On the other hand, consumers continue to spend the excess savings they built up during the government’s pandemic-era relief efforts — a trend economists expect to last through the end of the year, the report said.

In addition, the housing market has stabilized and demand for services-related activity has remained above the level to which the Fed has hoped to lower it.

Businesses are becoming more tentative about the future, though, as evidenced by there being fewer orders for core capital goods than shipments of those goods on a three-month moving average basis, according to the report.

Some are seeing customers fall behind on payments.

Observers interviewed by the FT reported that sales and shipments of recreational vehicles (RVs) have declined and that small businesses are concerned that the rising cost of capital will require them to slow their growth.

Headline numbers from the Commerce Department released Thursday (June 15) showed that consumers boosted their spending in May, seemingly shrugging off inflation and any concerns over the debt they are carrying.
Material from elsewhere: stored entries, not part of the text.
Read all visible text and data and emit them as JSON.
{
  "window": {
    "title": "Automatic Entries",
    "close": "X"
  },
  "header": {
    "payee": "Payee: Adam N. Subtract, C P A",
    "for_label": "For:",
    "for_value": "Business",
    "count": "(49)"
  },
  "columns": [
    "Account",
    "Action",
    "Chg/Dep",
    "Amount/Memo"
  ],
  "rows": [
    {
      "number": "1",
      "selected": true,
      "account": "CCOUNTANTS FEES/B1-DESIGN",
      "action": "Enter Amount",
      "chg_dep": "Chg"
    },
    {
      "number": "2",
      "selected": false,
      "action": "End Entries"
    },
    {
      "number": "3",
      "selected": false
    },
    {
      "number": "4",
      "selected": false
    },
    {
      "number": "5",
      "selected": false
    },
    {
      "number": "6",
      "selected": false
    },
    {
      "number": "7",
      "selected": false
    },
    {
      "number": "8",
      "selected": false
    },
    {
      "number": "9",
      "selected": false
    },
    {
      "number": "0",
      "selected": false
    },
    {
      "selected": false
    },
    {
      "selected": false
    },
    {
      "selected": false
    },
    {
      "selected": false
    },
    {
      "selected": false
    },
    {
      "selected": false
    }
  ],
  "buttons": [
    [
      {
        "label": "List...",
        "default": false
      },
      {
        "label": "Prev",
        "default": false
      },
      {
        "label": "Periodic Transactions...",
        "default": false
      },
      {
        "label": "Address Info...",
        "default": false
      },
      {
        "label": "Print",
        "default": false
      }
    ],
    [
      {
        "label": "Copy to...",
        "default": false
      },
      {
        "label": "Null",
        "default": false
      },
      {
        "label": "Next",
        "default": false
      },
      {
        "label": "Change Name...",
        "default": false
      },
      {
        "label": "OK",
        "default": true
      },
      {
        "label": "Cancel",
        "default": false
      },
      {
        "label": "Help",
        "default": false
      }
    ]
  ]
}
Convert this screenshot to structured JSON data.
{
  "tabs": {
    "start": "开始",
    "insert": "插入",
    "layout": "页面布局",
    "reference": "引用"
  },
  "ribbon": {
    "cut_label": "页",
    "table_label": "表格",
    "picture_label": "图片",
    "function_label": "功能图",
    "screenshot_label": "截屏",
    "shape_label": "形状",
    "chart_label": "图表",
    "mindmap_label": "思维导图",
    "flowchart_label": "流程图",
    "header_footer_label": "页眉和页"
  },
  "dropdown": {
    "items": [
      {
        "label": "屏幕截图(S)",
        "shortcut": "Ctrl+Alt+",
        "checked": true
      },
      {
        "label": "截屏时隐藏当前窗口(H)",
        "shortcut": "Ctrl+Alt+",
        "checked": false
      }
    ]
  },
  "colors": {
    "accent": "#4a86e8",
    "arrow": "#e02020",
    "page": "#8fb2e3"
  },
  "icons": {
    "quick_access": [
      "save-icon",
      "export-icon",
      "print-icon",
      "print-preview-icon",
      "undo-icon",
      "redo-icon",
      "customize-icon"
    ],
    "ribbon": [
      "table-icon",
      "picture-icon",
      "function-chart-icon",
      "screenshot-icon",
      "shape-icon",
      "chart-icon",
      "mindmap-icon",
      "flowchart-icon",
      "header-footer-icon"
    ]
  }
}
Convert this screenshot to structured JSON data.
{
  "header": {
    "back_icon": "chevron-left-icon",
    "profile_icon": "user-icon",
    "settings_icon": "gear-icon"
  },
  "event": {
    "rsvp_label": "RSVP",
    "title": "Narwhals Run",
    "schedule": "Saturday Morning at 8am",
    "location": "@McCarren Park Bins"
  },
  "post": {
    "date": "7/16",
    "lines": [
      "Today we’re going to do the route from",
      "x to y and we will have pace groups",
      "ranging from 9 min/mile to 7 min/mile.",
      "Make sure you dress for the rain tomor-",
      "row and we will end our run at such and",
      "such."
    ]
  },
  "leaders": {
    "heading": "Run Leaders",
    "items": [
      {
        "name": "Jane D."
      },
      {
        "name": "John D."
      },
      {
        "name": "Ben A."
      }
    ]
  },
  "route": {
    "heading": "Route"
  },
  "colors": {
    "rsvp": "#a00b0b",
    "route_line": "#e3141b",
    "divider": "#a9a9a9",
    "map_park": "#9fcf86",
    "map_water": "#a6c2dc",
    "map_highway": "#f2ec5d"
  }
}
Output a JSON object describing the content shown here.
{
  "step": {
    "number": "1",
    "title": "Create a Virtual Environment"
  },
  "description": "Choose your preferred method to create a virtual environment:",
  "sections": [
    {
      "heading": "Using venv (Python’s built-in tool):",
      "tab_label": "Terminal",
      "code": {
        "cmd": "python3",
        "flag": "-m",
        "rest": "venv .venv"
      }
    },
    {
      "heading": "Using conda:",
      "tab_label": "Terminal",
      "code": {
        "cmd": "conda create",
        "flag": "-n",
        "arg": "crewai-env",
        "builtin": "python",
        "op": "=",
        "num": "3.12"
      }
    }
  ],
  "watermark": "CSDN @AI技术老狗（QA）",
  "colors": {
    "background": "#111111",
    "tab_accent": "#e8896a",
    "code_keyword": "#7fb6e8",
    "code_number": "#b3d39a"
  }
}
At the same time, as PYMNTS reported Thursday, one month of a better-than-expected retail showing does not make a trend.

In addition, other economic reports signal that there may be some pressure in the wings as initial unemployment claims recently rose unexpectedly.

Another report signaling future pressure showed that subprime borrowers’ delinquencies have risen as the credit lifeline has grown taut.

Credit card use is up, and card balances are increasing, according to data from VantageScore.